His argument was that bitcoin’s long-term supply cap and global liquidity profile made it a superior alternative to traditional cash reserves. The conversation also explored the volatility that followed Strategy’s first major purchase. Saylor recalled that the firm bought bitcoin at roughly $11,800 and immediately saw the price drop to around $9,600, a move he referred to as “instructive,” emphasizing that bitcoin ownership requires long-term conviction rather than expectations of immediate returns.

Cardone asked Saylor what outcome would threaten Strategy’s position, prompting Saylor to note that the firm would not face material balance-sheet risk unless bitcoin were to fall more than 90% from current prices, a scenario he described as unrealistic. He reiterated that even deep drawdowns would not lead the company to liquidate its holdings.

Saylor argued that bitcoin’s structural characteristics differentiate it from traditional assets, presenting it as a technology-driven monetary network with long-term global demand. He emphasized that macro narratives tend to overwhelm fundamentals in the short term, but said such waves of sentiment do not affect his outlook for bitcoin as a scarce digital commodity.

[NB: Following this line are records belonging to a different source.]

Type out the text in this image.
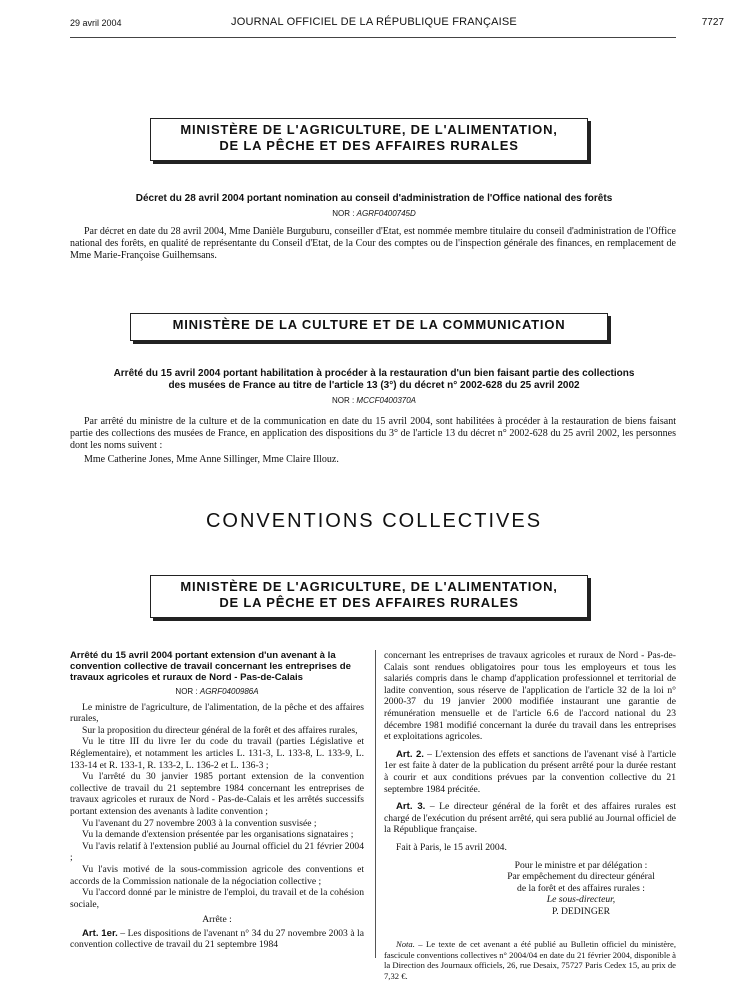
29 avril 2004	JOURNAL OFFICIEL DE LA RÉPUBLIQUE FRANÇAISE	7727
MINISTÈRE DE L'AGRICULTURE, DE L'ALIMENTATION,
DE LA PÊCHE ET DES AFFAIRES RURALES
Décret du 28 avril 2004 portant nomination au conseil d'administration de l'Office national des forêts
NOR : AGRF0400745D

Par décret en date du 28 avril 2004, Mme Danièle Burguburu, conseiller d'Etat, est nommée membre titulaire du conseil d'administration de l'Office national des forêts, en qualité de représentante du Conseil d'Etat, de la Cour des comptes ou de l'inspection générale des finances, en remplacement de Mme Marie-Françoise Guilhemsans.

MINISTÈRE DE LA CULTURE ET DE LA COMMUNICATION
Arrêté du 15 avril 2004 portant habilitation à procéder à la restauration d'un bien faisant partie des collections
des musées de France au titre de l'article 13 (3°) du décret n° 2002-628 du 25 avril 2002
NOR : MCCF0400370A

Par arrêté du ministre de la culture et de la communication en date du 15 avril 2004, sont habilitées à procéder à la restauration de biens faisant partie des collections des musées de France, en application des dispositions du 3° de l'article 13 du décret n° 2002-628 du 25 avril 2002, les personnes dont les noms suivent :

Mme Catherine Jones, Mme Anne Sillinger, Mme Claire Illouz.

CONVENTIONS COLLECTIVES
MINISTÈRE DE L'AGRICULTURE, DE L'ALIMENTATION,
DE LA PÊCHE ET DES AFFAIRES RURALES

Arrêté du 15 avril 2004 portant extension d'un avenant à la convention collective de travail concernant les entreprises de travaux agricoles et ruraux de Nord - Pas-de-Calais

NOR : AGRF0400986A

Le ministre de l'agriculture, de l'alimentation, de la pêche et des affaires rurales,

Sur la proposition du directeur général de la forêt et des affaires rurales,

Vu le titre III du livre Ier du code du travail (parties Législative et Réglementaire), et notamment les articles L. 131-3, L. 133-8, L. 133-9, L. 133-14 et R. 133-1, R. 133-2, L. 136-2 et L. 136-3 ;

Vu l'arrêté du 30 janvier 1985 portant extension de la convention collective de travail du 21 septembre 1984 concernant les entreprises de travaux agricoles et ruraux de Nord - Pas-de-Calais et les arrêtés successifs portant extension des avenants à ladite convention ;

Vu l'avenant du 27 novembre 2003 à la convention susvisée ;

Vu la demande d'extension présentée par les organisations signataires ;

Vu l'avis relatif à l'extension publié au Journal officiel du 21 février 2004 ;

Vu l'avis motivé de la sous-commission agricole des conventions et accords de la Commission nationale de la négociation collective ;

Vu l'accord donné par le ministre de l'emploi, du travail et de la cohésion sociale,

Arrête :

Art. 1er. – Les dispositions de l'avenant n° 34 du 27 novembre 2003 à la convention collective de travail du 21 septembre 1984

concernant les entreprises de travaux agricoles et ruraux de Nord - Pas-de-Calais sont rendues obligatoires pour tous les employeurs et tous les salariés compris dans le champ d'application professionnel et territorial de ladite convention, sous réserve de l'application de l'article 32 de la loi n° 2000-37 du 19 janvier 2000 modifiée instaurant une garantie de rémunération mensuelle et de l'article 6.6 de l'accord national du 23 décembre 1981 modifié concernant la durée du travail dans les entreprises et exploitations agricoles.

Art. 2. – L'extension des effets et sanctions de l'avenant visé à l'article 1er est faite à dater de la publication du présent arrêté pour la durée restant à courir et aux conditions prévues par la convention collective du 21 septembre 1984 précitée.

Art. 3. – Le directeur général de la forêt et des affaires rurales est chargé de l'exécution du présent arrêté, qui sera publié au Journal officiel de la République française.

Fait à Paris, le 15 avril 2004.

Pour le ministre et par délégation :

Par empêchement du directeur général

de la forêt et des affaires rurales :

Le sous-directeur,

P. DEDINGER

Nota. – Le texte de cet avenant a été publié au Bulletin officiel du ministère, fascicule conventions collectives n° 2004/04 en date du 21 février 2004, disponible à la Direction des Journaux officiels, 26, rue Desaix, 75727 Paris Cedex 15, au prix de 7,32 €.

For now, Saylor maintains that the cycle’s floor is already set and that bitcoin is preparing for its next move upward—an assessment that continues to guide Strategy’s long-standing accumulation strategy.

  • Where does Michael Saylor think bitcoin is heading next?

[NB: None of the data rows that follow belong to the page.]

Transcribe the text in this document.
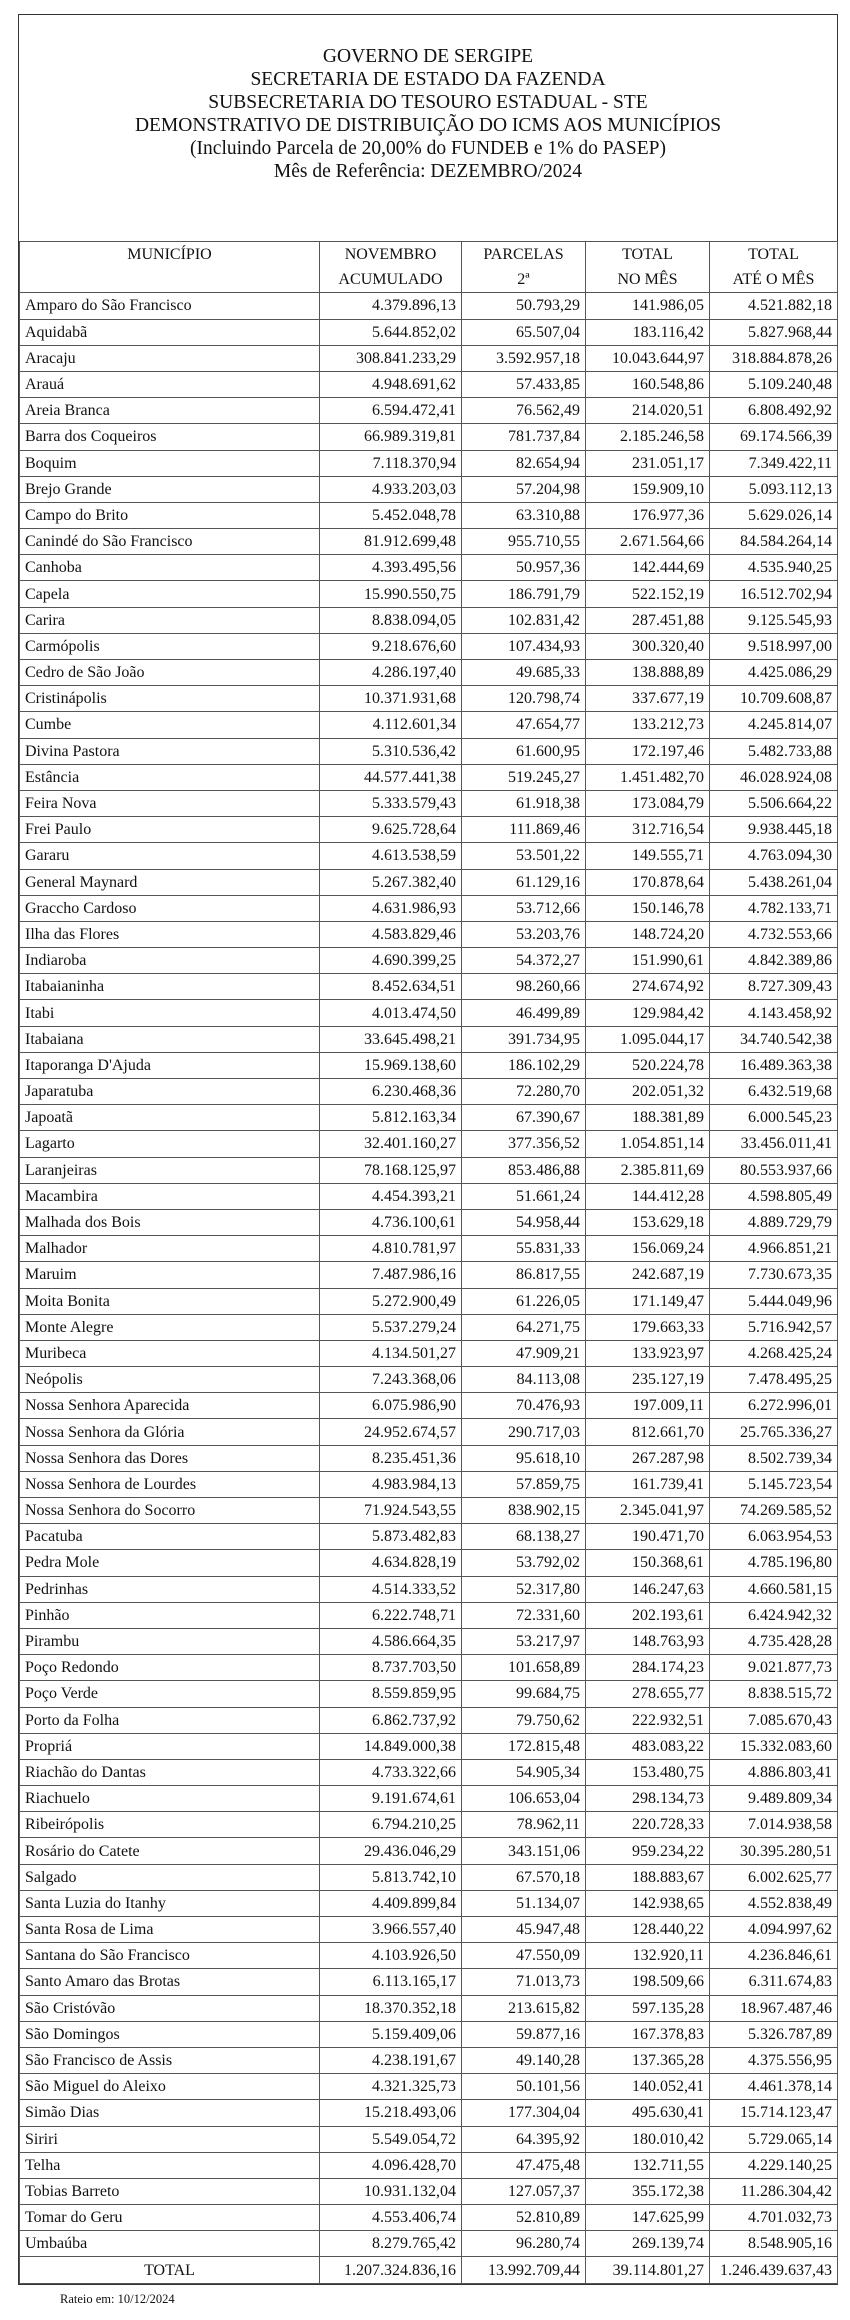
GOVERNO DE SERGIPE
SECRETARIA DE ESTADO DA FAZENDA
SUBSECRETARIA DO TESOURO ESTADUAL - STE
DEMONSTRATIVO DE DISTRIBUIÇÃO DO ICMS AOS MUNICÍPIOS
(Incluindo Parcela de 20,00% do FUNDEB e 1% do PASEP)
Mês de Referência: DEZEMBRO/2024
MUNICÍPIO	NOVEMBRO	PARCELAS	TOTAL	TOTAL
	ACUMULADO	2ª	NO MÊS	ATÉ O MÊS
Amparo do São Francisco	4.379.896,13	50.793,29	141.986,05	4.521.882,18
Aquidabã	5.644.852,02	65.507,04	183.116,42	5.827.968,44
Aracaju	308.841.233,29	3.592.957,18	10.043.644,97	318.884.878,26
Arauá	4.948.691,62	57.433,85	160.548,86	5.109.240,48
Areia Branca	6.594.472,41	76.562,49	214.020,51	6.808.492,92
Barra dos Coqueiros	66.989.319,81	781.737,84	2.185.246,58	69.174.566,39
Boquim	7.118.370,94	82.654,94	231.051,17	7.349.422,11
Brejo Grande	4.933.203,03	57.204,98	159.909,10	5.093.112,13
Campo do Brito	5.452.048,78	63.310,88	176.977,36	5.629.026,14
Canindé do São Francisco	81.912.699,48	955.710,55	2.671.564,66	84.584.264,14
Canhoba	4.393.495,56	50.957,36	142.444,69	4.535.940,25
Capela	15.990.550,75	186.791,79	522.152,19	16.512.702,94
Carira	8.838.094,05	102.831,42	287.451,88	9.125.545,93
Carmópolis	9.218.676,60	107.434,93	300.320,40	9.518.997,00
Cedro de São João	4.286.197,40	49.685,33	138.888,89	4.425.086,29
Cristinápolis	10.371.931,68	120.798,74	337.677,19	10.709.608,87
Cumbe	4.112.601,34	47.654,77	133.212,73	4.245.814,07
Divina Pastora	5.310.536,42	61.600,95	172.197,46	5.482.733,88
Estância	44.577.441,38	519.245,27	1.451.482,70	46.028.924,08
Feira Nova	5.333.579,43	61.918,38	173.084,79	5.506.664,22
Frei Paulo	9.625.728,64	111.869,46	312.716,54	9.938.445,18
Gararu	4.613.538,59	53.501,22	149.555,71	4.763.094,30
General Maynard	5.267.382,40	61.129,16	170.878,64	5.438.261,04
Graccho Cardoso	4.631.986,93	53.712,66	150.146,78	4.782.133,71
Ilha das Flores	4.583.829,46	53.203,76	148.724,20	4.732.553,66
Indiaroba	4.690.399,25	54.372,27	151.990,61	4.842.389,86
Itabaianinha	8.452.634,51	98.260,66	274.674,92	8.727.309,43
Itabi	4.013.474,50	46.499,89	129.984,42	4.143.458,92
Itabaiana	33.645.498,21	391.734,95	1.095.044,17	34.740.542,38
Itaporanga D'Ajuda	15.969.138,60	186.102,29	520.224,78	16.489.363,38
Japaratuba	6.230.468,36	72.280,70	202.051,32	6.432.519,68
Japoatã	5.812.163,34	67.390,67	188.381,89	6.000.545,23
Lagarto	32.401.160,27	377.356,52	1.054.851,14	33.456.011,41
Laranjeiras	78.168.125,97	853.486,88	2.385.811,69	80.553.937,66
Macambira	4.454.393,21	51.661,24	144.412,28	4.598.805,49
Malhada dos Bois	4.736.100,61	54.958,44	153.629,18	4.889.729,79
Malhador	4.810.781,97	55.831,33	156.069,24	4.966.851,21
Maruim	7.487.986,16	86.817,55	242.687,19	7.730.673,35
Moita Bonita	5.272.900,49	61.226,05	171.149,47	5.444.049,96
Monte Alegre	5.537.279,24	64.271,75	179.663,33	5.716.942,57
Muribeca	4.134.501,27	47.909,21	133.923,97	4.268.425,24
Neópolis	7.243.368,06	84.113,08	235.127,19	7.478.495,25
Nossa Senhora Aparecida	6.075.986,90	70.476,93	197.009,11	6.272.996,01
Nossa Senhora da Glória	24.952.674,57	290.717,03	812.661,70	25.765.336,27
Nossa Senhora das Dores	8.235.451,36	95.618,10	267.287,98	8.502.739,34
Nossa Senhora de Lourdes	4.983.984,13	57.859,75	161.739,41	5.145.723,54
Nossa Senhora do Socorro	71.924.543,55	838.902,15	2.345.041,97	74.269.585,52
Pacatuba	5.873.482,83	68.138,27	190.471,70	6.063.954,53
Pedra Mole	4.634.828,19	53.792,02	150.368,61	4.785.196,80
Pedrinhas	4.514.333,52	52.317,80	146.247,63	4.660.581,15
Pinhão	6.222.748,71	72.331,60	202.193,61	6.424.942,32
Pirambu	4.586.664,35	53.217,97	148.763,93	4.735.428,28
Poço Redondo	8.737.703,50	101.658,89	284.174,23	9.021.877,73
Poço Verde	8.559.859,95	99.684,75	278.655,77	8.838.515,72
Porto da Folha	6.862.737,92	79.750,62	222.932,51	7.085.670,43
Propriá	14.849.000,38	172.815,48	483.083,22	15.332.083,60
Riachão do Dantas	4.733.322,66	54.905,34	153.480,75	4.886.803,41
Riachuelo	9.191.674,61	106.653,04	298.134,73	9.489.809,34
Ribeirópolis	6.794.210,25	78.962,11	220.728,33	7.014.938,58
Rosário do Catete	29.436.046,29	343.151,06	959.234,22	30.395.280,51
Salgado	5.813.742,10	67.570,18	188.883,67	6.002.625,77
Santa Luzia do Itanhy	4.409.899,84	51.134,07	142.938,65	4.552.838,49
Santa Rosa de Lima	3.966.557,40	45.947,48	128.440,22	4.094.997,62
Santana do São Francisco	4.103.926,50	47.550,09	132.920,11	4.236.846,61
Santo Amaro das Brotas	6.113.165,17	71.013,73	198.509,66	6.311.674,83
São Cristóvão	18.370.352,18	213.615,82	597.135,28	18.967.487,46
São Domingos	5.159.409,06	59.877,16	167.378,83	5.326.787,89
São Francisco de Assis	4.238.191,67	49.140,28	137.365,28	4.375.556,95
São Miguel do Aleixo	4.321.325,73	50.101,56	140.052,41	4.461.378,14
Simão Dias	15.218.493,06	177.304,04	495.630,41	15.714.123,47
Siriri	5.549.054,72	64.395,92	180.010,42	5.729.065,14
Telha	4.096.428,70	47.475,48	132.711,55	4.229.140,25
Tobias Barreto	10.931.132,04	127.057,37	355.172,38	11.286.304,42
Tomar do Geru	4.553.406,74	52.810,89	147.625,99	4.701.032,73
Umbaúba	8.279.765,42	96.280,74	269.139,74	8.548.905,16
TOTAL	1.207.324.836,16	13.992.709,44	39.114.801,27	1.246.439.637,43
Rateio em: 10/12/2024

    He says bitcoin has stabilized and should begin rallying from current levels.
  • Why does Saylor believe the market bottom is already in?

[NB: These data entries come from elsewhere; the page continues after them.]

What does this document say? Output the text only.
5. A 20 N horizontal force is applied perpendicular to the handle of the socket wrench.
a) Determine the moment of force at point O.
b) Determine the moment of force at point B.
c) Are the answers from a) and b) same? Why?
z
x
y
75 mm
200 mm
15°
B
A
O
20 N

    He argues that most forced selling and liquidation pressure has already cleared.
  • What risk level did Saylor outline for Strategy’s bitcoin holdings?
    He stated the firm would remain secure unless bitcoin dropped more than 90%.
  • Why did Strategy adopt bitcoin in the first place?
    Saylor says it became a strategic alternative after cash yields collapsed during 2020.